Unless you count Barack Obama, the last successful insurgent candidate was George McGovern 40 years ago, when the anti-war movement’s most unimpeachable spokesman toppled the Democratic establishment’s ordained Edmund Muskie. For several weeks in 1984, Gary Hart’s futurism appeared poised to upend Walter Mondale’s traditionalism; for a few days in 2000 it wasn’t unimaginable that, in his first run for the presidency, McCain might displace young Bush the heir apparent. Time will tell, but the earlier nomination races that share palpable atmospherics with 2012 were the Republicans in 1976 and the Democrats in 1980: In the first, ex-California governor Ronald Reagan was handily beaten by President Gerald Ford early on in the New Hampshire and Florida primaries; in the second, Senator Edward Kennedy was crushed at the outset by President Jimmy Carter in Iowa and Kennedy’s next-door New Hampshire. Against pallid, managerial and “electable” heavy-favorites, Reagan and Kennedy went on to snatch from the jaws of defeat not victory but a rationale. Just as the numbers irrevocably slipped from him, Kennedy upset Carter by large margins in powerhouses New York, New Jersey, Pennsylvania, and California, and Reagan so caught fire in the final primaries that he wound up losing at the convention by only 117 delegates out of more than 2,200. Both rebellions flourished because their leaders came to perceive themselves as representing the true core of their parties; and once the parties drearily attended to Ford’s and Carter’s inexorable anointments, they had the luxury of expressing how they really felt.

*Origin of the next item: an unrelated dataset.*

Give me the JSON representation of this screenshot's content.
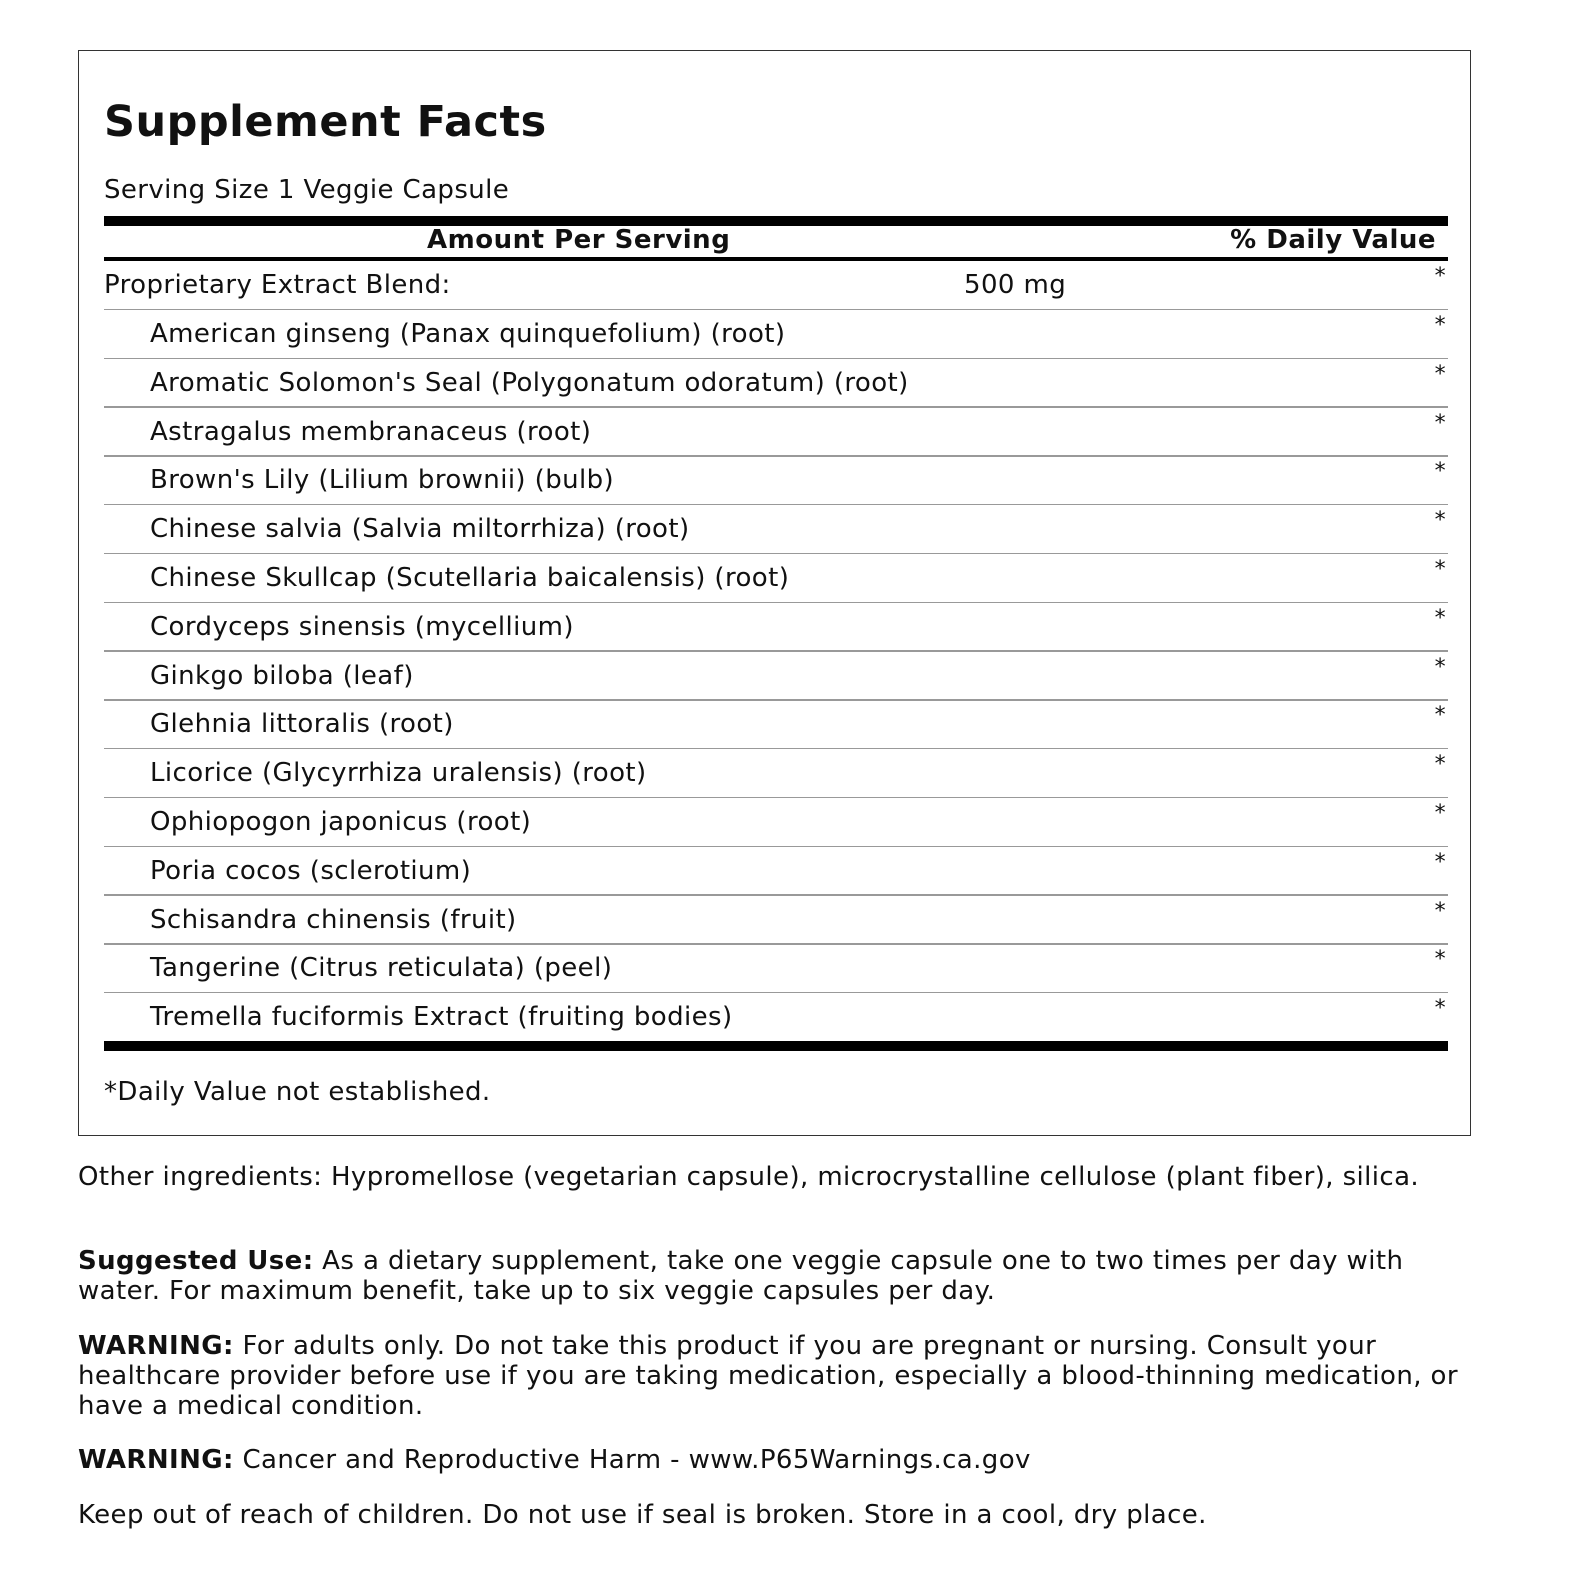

Romney isn’t a sitting president and hasn’t the power of a Ford or Carter, and Gingrich’s idea of himself as keeper of any flame is entirely self-designated, yet these are the roles to which they’re consigned not only by circumstance but by themselves. However, whereas no one of either party ever doubted that Reagan and Kennedy believed what they believed, with similar certitude almost everyone except their most fervent supporters knows that neither Romney nor Gingrich believes in anything. Both have built their reputations on this fact with a kind of perverse pride. Calling Romney and Gingrich cravenly nihilistic may be over the top — the sort of hyper-rhetorical adverb-adjective clusterfuck in which Gingrich himself indulges — but what’s incontestable is the utter lack of loyalty that either man feels for the Republican Party; Romney disowned the party when he ran for the Senate (against Kennedy) in the 1990s, the same decade in which the party went on to disown Gingrich. Does anyone actually think Gingrich or Romney would prefer the other over Obama? For the foreseeable future, one of the stupefying oddities of the current spectacle will be that the party knows all of this about both men and nonetheless chooses not to know it. The Republican race continues on the fumes of its own ferocity.